Pour Adama Traoré, George Floyd, Rayshard Brooks, Lamia Beard, Ty Underwood, Yazmin Vash Payne et Taja Gabrielle de Jesus… il n’y avait pas d’avant qui ne soit déjà trop tard et maintenant, il n’y a pas d’après. Le temps n’est pas le même pour tous. Pour certains, pour les corps violemment racisés et sexualisés, les corps noirs, migrants, les corps des femmes, des homosexuels, des transsexuels, pour les vieux, les travailleurs pauvres, les malades, les handicapés… chaque minute est une lutte, chaque mémoire une empreinte cherchant désespérément à échapper à l’effacement.

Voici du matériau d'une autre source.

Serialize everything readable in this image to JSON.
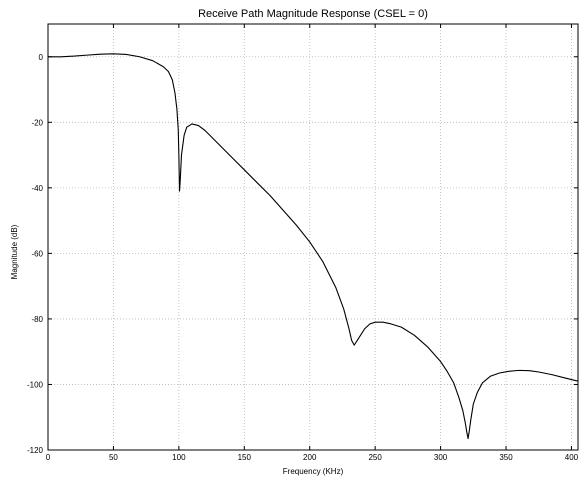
{
  "chart_data": {
    "type": "line",
    "title": "Receive Path Magnitude Response (CSEL = 0)",
    "xlabel": "Frequency (KHz)",
    "ylabel": "Magnitude (dB)",
    "xlim": [
      0,
      405
    ],
    "ylim": [
      -120,
      10
    ],
    "x_ticks": [
      0,
      50,
      100,
      150,
      200,
      250,
      300,
      350,
      400
    ],
    "y_ticks": [
      0,
      -20,
      -40,
      -60,
      -80,
      -100,
      -120
    ],
    "grid": true,
    "series": [
      {
        "x": [
          0,
          10,
          20,
          30,
          40,
          50,
          60,
          70,
          80,
          88,
          92,
          95,
          97,
          98.5,
          99.5,
          100,
          100.5,
          101,
          102,
          104,
          106,
          110,
          115,
          120,
          130,
          140,
          150,
          160,
          170,
          180,
          190,
          200,
          210,
          220,
          226,
          230,
          232,
          234,
          238,
          242,
          246,
          250,
          256,
          262,
          270,
          280,
          290,
          300,
          305,
          310,
          314,
          317,
          319,
          320,
          321,
          322,
          323,
          325,
          328,
          332,
          338,
          345,
          352,
          360,
          368,
          375,
          385,
          395,
          405
        ],
        "y": [
          0,
          0,
          0.2,
          0.5,
          0.8,
          0.9,
          0.7,
          0,
          -1.2,
          -3,
          -4.5,
          -7,
          -11,
          -16,
          -22,
          -30,
          -41,
          -38,
          -30,
          -24,
          -21.5,
          -20.5,
          -21,
          -22.5,
          -26.5,
          -30.5,
          -34.5,
          -38.5,
          -42.5,
          -47,
          -51.5,
          -56.5,
          -62.5,
          -70.5,
          -77,
          -83,
          -86.5,
          -88,
          -85.5,
          -83,
          -81.5,
          -81,
          -81,
          -81.5,
          -82.5,
          -85,
          -88.5,
          -93,
          -96,
          -99.5,
          -104,
          -108,
          -112,
          -114.5,
          -116.5,
          -114,
          -111,
          -106,
          -102.5,
          -99.5,
          -97.5,
          -96.5,
          -96,
          -95.7,
          -95.8,
          -96.2,
          -97,
          -98,
          -99
        ]
      }
    ]
  }
}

Le privilège du pouvoir patriarco-colonial est aussi le droit au temps et à l’histoire. Rien ne sera plus jamais comme avant, parce que nous sommes descendus dans la rue par milliers et que nous avons fait ce que personne n’attendait de nous : nous avons regardé en face le pouvoir qui nous objective et nous avons dit « plus jamais ça ».

Rien ne sera plus jamais comme avant car celui-ci est un soulèvement mondial des corps vivants contre la nécropolitique : contre l’utilisation de la violence et de la mort comme forme de gouvernement des populations subalternes. L’histoire d’avant s’est arrêtée un instant. Une révolution, c’est cela : une secousse du temps qui fait cesser la répétition assourdissante de l’oppression pour qu’un nouveau maintenant puisse advenir. Le temps de la révolution commence. Tout doit changer. Tu dois changer. Le temps de ceux qui avant n’avaient pas droit à l’histoire commence.